Rethinking Crime and Punishment in the United States
Wednesday, April 24, 2019 - 12:30pm to 1:30pm
The injustices of the American criminal justice system are blatant, confirming the common sense prejudice that poor people are the most criminal, the most dangerous, the most deserving of social exclusion and persistent distrust. Under the Trump administration, law and order policies have intensified, but they have a long, bipartisan history. Drawing upon his latest book, Beyond These Walls: Rethinking Crime and Punishment in the United States, Tony Platt also explores the long history of efforts by reformers and activists to change the inequities that permeate policing, courts, and prisons. They have mostly failed, and in some cases resulted in the expansion of the net of social control. We need bold new ideas and a strategic vision of what it will take to achieve justice for all in this era of authoritarian disorder.

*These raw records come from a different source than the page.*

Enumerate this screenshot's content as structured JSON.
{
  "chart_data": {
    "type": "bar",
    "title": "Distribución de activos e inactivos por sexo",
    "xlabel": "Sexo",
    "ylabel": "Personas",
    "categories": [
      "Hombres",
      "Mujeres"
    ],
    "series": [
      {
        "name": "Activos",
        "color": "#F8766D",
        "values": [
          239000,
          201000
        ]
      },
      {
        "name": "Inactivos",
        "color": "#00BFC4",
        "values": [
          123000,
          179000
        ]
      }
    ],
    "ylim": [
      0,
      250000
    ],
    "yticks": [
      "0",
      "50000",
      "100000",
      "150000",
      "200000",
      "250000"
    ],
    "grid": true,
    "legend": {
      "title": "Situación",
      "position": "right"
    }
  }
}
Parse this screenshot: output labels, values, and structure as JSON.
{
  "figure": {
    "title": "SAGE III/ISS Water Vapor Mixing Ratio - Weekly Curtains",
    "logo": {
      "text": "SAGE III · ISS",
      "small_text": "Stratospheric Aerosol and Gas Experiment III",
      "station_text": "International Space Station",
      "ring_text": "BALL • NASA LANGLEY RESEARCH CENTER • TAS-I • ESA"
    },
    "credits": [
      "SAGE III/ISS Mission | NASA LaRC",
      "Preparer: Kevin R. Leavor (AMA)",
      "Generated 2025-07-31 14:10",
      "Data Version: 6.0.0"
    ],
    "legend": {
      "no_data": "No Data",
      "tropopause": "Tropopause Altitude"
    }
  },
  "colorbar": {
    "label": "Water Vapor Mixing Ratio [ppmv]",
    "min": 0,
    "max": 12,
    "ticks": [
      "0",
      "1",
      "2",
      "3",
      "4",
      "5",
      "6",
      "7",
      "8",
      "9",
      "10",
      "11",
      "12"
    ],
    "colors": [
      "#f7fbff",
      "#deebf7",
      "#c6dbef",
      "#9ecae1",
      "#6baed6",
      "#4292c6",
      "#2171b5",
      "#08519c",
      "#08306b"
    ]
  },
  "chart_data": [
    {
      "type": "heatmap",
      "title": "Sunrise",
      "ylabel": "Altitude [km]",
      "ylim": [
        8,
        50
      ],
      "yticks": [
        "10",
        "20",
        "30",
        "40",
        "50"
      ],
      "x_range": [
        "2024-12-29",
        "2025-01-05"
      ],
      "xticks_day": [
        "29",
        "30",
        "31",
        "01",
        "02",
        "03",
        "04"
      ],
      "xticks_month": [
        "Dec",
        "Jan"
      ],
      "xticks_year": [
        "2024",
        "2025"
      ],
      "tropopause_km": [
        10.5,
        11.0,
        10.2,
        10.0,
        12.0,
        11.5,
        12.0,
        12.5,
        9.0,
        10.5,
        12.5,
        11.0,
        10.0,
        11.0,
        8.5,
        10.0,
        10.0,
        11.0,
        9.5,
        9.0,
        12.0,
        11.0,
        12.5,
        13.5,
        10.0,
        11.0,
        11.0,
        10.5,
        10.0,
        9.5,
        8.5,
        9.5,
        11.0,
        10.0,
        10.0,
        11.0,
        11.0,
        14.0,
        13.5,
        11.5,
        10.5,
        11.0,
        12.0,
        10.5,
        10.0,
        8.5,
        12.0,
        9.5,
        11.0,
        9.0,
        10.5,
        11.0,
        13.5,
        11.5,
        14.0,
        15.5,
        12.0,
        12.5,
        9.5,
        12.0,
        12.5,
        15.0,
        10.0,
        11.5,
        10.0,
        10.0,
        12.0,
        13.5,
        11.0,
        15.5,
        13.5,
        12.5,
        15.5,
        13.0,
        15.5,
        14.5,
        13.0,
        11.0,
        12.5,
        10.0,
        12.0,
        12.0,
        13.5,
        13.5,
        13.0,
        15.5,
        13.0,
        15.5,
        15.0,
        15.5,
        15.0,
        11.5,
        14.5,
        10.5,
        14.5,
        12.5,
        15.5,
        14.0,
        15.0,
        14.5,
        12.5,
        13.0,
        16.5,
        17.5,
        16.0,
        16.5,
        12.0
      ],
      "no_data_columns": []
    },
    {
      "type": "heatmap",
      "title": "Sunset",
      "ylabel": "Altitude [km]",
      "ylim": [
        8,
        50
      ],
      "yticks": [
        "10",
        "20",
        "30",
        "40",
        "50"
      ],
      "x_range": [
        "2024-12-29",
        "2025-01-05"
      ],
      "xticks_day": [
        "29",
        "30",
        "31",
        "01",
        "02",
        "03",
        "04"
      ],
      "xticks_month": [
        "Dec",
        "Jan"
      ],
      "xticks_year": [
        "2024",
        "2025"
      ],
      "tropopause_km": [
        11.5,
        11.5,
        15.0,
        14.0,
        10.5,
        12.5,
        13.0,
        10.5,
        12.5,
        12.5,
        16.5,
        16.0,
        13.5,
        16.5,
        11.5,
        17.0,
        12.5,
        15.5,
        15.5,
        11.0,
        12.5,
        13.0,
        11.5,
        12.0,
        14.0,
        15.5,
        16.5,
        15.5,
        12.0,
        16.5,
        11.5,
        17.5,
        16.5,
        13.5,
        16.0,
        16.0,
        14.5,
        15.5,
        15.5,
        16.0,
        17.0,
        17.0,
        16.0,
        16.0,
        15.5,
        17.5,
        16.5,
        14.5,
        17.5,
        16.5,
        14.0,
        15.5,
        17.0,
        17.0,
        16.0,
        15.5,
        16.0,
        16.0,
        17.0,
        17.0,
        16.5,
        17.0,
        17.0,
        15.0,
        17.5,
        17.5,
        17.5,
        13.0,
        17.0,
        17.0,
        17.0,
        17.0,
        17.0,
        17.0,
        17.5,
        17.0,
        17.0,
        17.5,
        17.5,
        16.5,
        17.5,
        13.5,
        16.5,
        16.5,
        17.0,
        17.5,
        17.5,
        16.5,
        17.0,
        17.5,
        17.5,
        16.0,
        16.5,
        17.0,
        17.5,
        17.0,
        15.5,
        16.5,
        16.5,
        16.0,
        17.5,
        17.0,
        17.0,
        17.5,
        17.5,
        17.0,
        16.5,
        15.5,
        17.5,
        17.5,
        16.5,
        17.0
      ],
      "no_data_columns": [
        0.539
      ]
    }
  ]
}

Tony Platt (email@example.com) is the author of twelve books and 150 essays and articles dealing with issues of criminal justice, race, inequality, and social justice in American history. He taught at the University of Chicago, University of California (Berkeley), and California state universities. He is currently a Distinguished Affiliated Scholar at the Center for the Study of Law & Society, University of California, Berkeley. His most recent book is Beyond These Walls: Rethinking Crime and Punishmend in the United States (St. Martin's Press). His longtime experience as a public intellectual and activist informs his work.
Beyond These Walls: Rethinking Crime and Punishment in the United States was published by St. Martin's Press on January 8, 2019: https://us.macmillan.com/books/9781250085115
OLLI @Berkeley Speaker Series events are free to current OLLI members and UC Berkeley faculty, staff, and students; $10 general admission. Registration is not required.